Климена подлила масла в светильник, поправила фитилек.
– Благословляю вас на мирное и благое житие, дети мои. Поминайте меня в своих молитвах. – Они не знали, что ответить ему. – Мне надо успеть помолиться. Идите с миром.
Молодые еще раз приложились к его руке и только после этого ушли.
Тихо.
Чуть потрескивает горящий фитилек в светильнике.
Как будто вернулось то время, когда он оставался в своей келье в монастыре аввы Серида.
И начинал молиться, и всё исчезало, словно поглощалось темнотой кельи, где только горящий огонек светильника звал его к Спасителю.
В душе еще ярче разгорался свет, и ей, тогда молодой, пока еще только закаляющейся, всё казалось возможным – даже стать подобным святому Варсонофию, который здесь, в монастыре, молился в затворе восемнадцать лет, никого не принимая. Лишь только авве Сериду открывал двери, впуская настоятеля монастыря, чтобы исповедаться и причаститься.
Авва Серид оставлял затворнику хлеб и воду и ничего не говорил, пока сам Варсонофий не произносил какие-нибудь слова.
И он, Виталий, стремился к такому же подвигу, но не смел о нем даже самому себе признаться, потому что боялся, что это превратится в гордыню и вместо святости обретет нечто противоположное.
Когда он переставал молиться и засыпал, утомленный, во сне картины прожитых лет обрывками всплывали в его сознании.
И он видел себя то идущим с караваном по дороге в Иерусалим, или в Дамаск, или в другие города, где он побывал в молодости, когда ушел из дома в поисках Христа Спасителя.
В городах, на площадях и базарах, в общении с самыми разными людьми в домах или хижинах, где находил приют, он чаще узнавал примеры не святости, а порока и жестокости.
Ответа на вопрос, который всё чаще ставила его душа, поглотившая много книжных знаний и немало примеров из самой жизни, для чего всё-таки следует жить, он нашел лишь в монастыре, куда пришел после странствий.
В монастырь его приняли охотно, потому что он был рукаст, знал много ремесел, занимаясь которыми добывал себе денег на пропитание и странствия.

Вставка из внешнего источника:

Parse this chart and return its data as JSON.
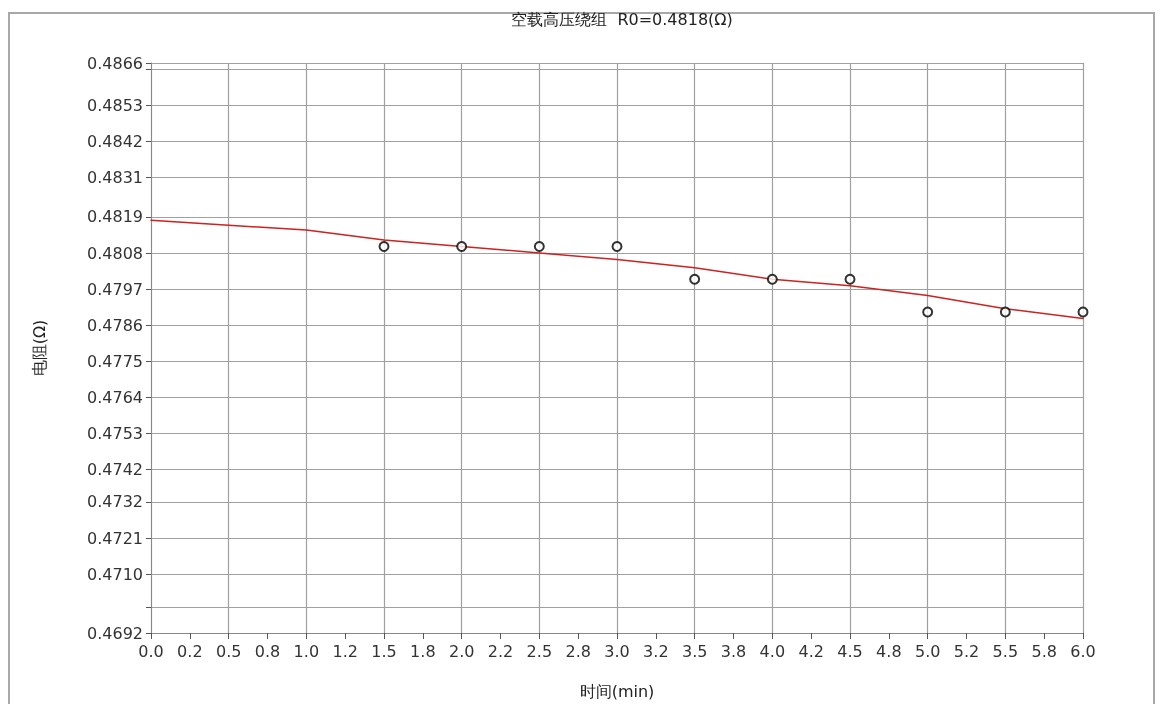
{
  "chart_data": {
    "type": "scatter",
    "title": "空载高压绕组  R0=0.4818(Ω)",
    "xlabel": "时间(min)",
    "ylabel": "电阻(Ω)",
    "xlim": [
      0,
      6
    ],
    "xticks": [
      {
        "value": 0,
        "label": "0.0"
      },
      {
        "value": 0.25,
        "label": "0.2"
      },
      {
        "value": 0.5,
        "label": "0.5"
      },
      {
        "value": 0.75,
        "label": "0.8"
      },
      {
        "value": 1,
        "label": "1.0"
      },
      {
        "value": 1.25,
        "label": "1.2"
      },
      {
        "value": 1.5,
        "label": "1.5"
      },
      {
        "value": 1.75,
        "label": "1.8"
      },
      {
        "value": 2,
        "label": "2.0"
      },
      {
        "value": 2.25,
        "label": "2.2"
      },
      {
        "value": 2.5,
        "label": "2.5"
      },
      {
        "value": 2.75,
        "label": "2.8"
      },
      {
        "value": 3,
        "label": "3.0"
      },
      {
        "value": 3.25,
        "label": "3.2"
      },
      {
        "value": 3.5,
        "label": "3.5"
      },
      {
        "value": 3.75,
        "label": "3.8"
      },
      {
        "value": 4,
        "label": "4.0"
      },
      {
        "value": 4.25,
        "label": "4.2"
      },
      {
        "value": 4.5,
        "label": "4.5"
      },
      {
        "value": 4.75,
        "label": "4.8"
      },
      {
        "value": 5,
        "label": "5.0"
      },
      {
        "value": 5.25,
        "label": "5.2"
      },
      {
        "value": 5.5,
        "label": "5.5"
      },
      {
        "value": 5.75,
        "label": "5.8"
      },
      {
        "value": 6,
        "label": "6.0"
      }
    ],
    "ylim": [
      0.4692,
      0.4866
    ],
    "yticks": [
      0.4692,
      {
        "value": 0.47,
        "label": null
      },
      {
        "value": 0.471,
        "label": "0.4710"
      },
      0.4721,
      0.4732,
      0.4742,
      0.4753,
      0.4764,
      0.4775,
      0.4786,
      0.4797,
      0.4808,
      0.4819,
      0.4831,
      0.4842,
      0.4853,
      {
        "value": 0.4864,
        "label": null
      },
      0.4866
    ],
    "grid": true,
    "marker": "circle",
    "series": [
      {
        "color": "#000000",
        "x": [
          1.5,
          2,
          2.5,
          3,
          3.5,
          4,
          4.5,
          5,
          5.5,
          6
        ],
        "values": [
          0.481,
          0.481,
          0.481,
          0.481,
          0.48,
          0.48,
          0.48,
          0.479,
          0.479,
          0.479
        ]
      },
      {
        "type": "line",
        "color": "#cc2222",
        "marker": "none",
        "line_style": "solid",
        "x": [
          0,
          0.5,
          1,
          1.5,
          2,
          2.5,
          3,
          3.5,
          4,
          4.5,
          5,
          5.5,
          6
        ],
        "values": [
          0.4818,
          0.48165,
          0.4815,
          0.4812,
          0.481,
          0.4808,
          0.4806,
          0.48035,
          0.48,
          0.4798,
          0.4795,
          0.4791,
          0.4788
        ]
      }
    ]
  }
}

Плотничал, делал украшения из камней, не гнушался и самой тяжелой работы.
Он бы до конца жизни земной остался в монастыре, если бы не одно событие, которое произошло, когда отцу Виталию уже минуло пятьдесят лет.
И сейчас, лежа на своей жесткой постели, которая, как ему стало совершенно ясно, станет смертным одром, он снова припоминал и первые искушения, разочарования и укрепление в вере, и тот день, ту встречу, заставившую его выйти за ворота монастыря и направиться в Александрию.
Странно, казалось, монашеская жизнь должна была вычеркнуть из памяти всё, что предшествовало до принятия пострига. Но вот же, хотя и отрывочно, всплывали в памяти какие-то прожитые события независимо от его воли и сознания.